Hypothesis: Let $E$ be a two-dimensional separable extension of $F$. Say $E = F[\alpha, \beta]$. Then $\exists \gamma \in E$ s.t. $E = F[\gamma]$. Note that the case for beyond two dimensions follows from this result via induction.
Proof:
Let $m_\alpha$ and $m_\beta$ be the minimal polynomials of $\alpha$ and $\beta$ respectively over $F$.
Let $\alpha_1, \ldots , \alpha_m$ be the (distinct) roots of $m_\alpha$ and $\beta_1, \ldots , \beta_n$ be the (distinct) roots of $m_\beta$.

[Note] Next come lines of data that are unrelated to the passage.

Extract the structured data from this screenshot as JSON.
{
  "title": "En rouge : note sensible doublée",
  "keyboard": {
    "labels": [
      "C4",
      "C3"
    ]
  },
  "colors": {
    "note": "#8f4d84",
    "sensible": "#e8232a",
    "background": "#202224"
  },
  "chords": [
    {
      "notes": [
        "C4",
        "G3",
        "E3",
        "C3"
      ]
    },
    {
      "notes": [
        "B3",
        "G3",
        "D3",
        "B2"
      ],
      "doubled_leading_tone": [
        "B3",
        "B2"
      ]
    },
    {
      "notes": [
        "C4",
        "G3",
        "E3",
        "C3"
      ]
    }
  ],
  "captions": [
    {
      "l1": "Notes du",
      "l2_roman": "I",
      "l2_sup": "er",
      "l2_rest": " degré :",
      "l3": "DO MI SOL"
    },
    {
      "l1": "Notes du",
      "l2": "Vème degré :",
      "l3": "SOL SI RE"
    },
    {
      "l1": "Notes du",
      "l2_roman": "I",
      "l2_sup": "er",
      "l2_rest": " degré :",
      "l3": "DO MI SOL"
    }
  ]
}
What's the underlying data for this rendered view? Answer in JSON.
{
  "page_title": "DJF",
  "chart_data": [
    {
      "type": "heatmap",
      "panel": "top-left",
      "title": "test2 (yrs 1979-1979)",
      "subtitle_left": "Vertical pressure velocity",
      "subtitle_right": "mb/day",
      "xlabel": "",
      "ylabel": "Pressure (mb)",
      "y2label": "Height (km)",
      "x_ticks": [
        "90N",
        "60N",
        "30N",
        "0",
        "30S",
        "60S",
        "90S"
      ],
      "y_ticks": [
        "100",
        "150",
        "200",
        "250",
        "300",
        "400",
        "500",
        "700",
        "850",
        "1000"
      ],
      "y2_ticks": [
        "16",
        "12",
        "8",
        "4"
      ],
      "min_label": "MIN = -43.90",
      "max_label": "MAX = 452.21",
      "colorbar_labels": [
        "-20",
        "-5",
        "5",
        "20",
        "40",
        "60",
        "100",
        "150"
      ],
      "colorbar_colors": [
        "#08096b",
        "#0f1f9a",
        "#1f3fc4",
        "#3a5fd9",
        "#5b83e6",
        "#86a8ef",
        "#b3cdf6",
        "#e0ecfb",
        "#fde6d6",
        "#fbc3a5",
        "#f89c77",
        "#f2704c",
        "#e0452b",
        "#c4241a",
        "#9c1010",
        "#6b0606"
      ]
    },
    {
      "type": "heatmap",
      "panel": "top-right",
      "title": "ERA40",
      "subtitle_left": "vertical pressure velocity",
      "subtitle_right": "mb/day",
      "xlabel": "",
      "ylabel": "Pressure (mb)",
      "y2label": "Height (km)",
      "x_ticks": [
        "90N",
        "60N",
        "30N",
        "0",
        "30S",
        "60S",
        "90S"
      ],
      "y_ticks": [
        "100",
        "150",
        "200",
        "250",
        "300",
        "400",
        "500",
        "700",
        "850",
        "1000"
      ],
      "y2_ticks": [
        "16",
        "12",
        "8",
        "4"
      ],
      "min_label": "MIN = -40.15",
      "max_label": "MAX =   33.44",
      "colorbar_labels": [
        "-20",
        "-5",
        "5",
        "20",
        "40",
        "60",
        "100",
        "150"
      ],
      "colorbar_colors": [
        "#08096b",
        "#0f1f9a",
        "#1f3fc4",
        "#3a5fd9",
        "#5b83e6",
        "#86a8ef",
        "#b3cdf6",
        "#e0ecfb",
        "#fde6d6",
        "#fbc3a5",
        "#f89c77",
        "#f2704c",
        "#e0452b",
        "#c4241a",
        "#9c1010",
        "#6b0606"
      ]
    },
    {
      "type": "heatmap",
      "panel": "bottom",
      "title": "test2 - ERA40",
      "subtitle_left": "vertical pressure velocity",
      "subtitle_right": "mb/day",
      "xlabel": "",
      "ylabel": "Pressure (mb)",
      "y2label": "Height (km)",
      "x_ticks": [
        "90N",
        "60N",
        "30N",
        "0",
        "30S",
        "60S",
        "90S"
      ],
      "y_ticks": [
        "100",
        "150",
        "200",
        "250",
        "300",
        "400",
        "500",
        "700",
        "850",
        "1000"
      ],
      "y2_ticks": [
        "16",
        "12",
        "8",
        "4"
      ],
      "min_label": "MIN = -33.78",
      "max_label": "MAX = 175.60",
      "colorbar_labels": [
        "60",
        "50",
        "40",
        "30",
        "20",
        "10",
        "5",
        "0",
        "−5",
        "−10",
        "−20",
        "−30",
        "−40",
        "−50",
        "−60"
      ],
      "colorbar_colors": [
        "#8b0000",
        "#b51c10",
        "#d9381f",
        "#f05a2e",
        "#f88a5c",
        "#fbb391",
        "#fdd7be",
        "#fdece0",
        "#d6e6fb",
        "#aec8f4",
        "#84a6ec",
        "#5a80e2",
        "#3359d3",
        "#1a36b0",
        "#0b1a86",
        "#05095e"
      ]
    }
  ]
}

Let $\gamma = \alpha + c \beta$ s.t. $\alpha + c\beta \ne \alpha_i + c\beta_j$ for all $(i,j) \ne (1,1)$. We can choose such a $c$ since the $a_i$ and the $b_j$ are distinct and $E$ is infinite (separable fields are always infinite).
Question1: Why do these two facts yield that such a $c$ exists?
To prove that $E = F[\gamma]$, it suffices to prove that $\beta \in F[\gamma]$, for then $\gamma - c\beta = \alpha \in F[\gamma]$ so that it would be clear $E = F[\gamma]$.
Let $K$ be a splitting field for both $m_\alpha$ and $m_\beta$.
Define $h(x) = m_\alpha(\gamma - cx) \in K[x]$.
We have that $\beta$ is a root of both $h,m_\beta$ in $K[x]$.
By choice of $c$, no other $\beta_j$ can be a root of $h$.
Then $\gcd(h, m_\beta) = (x - \beta)$ in $K[x]$.
Yet $h$ has coefficients in $F[\gamma]$ by construction.
Then $h$ and $m_\beta$ have $(x - \beta)$ as a divisor in in $F[\gamma][x]$.
Question 2: Why is this so?
Then $\beta \in F[\gamma]$ as desired.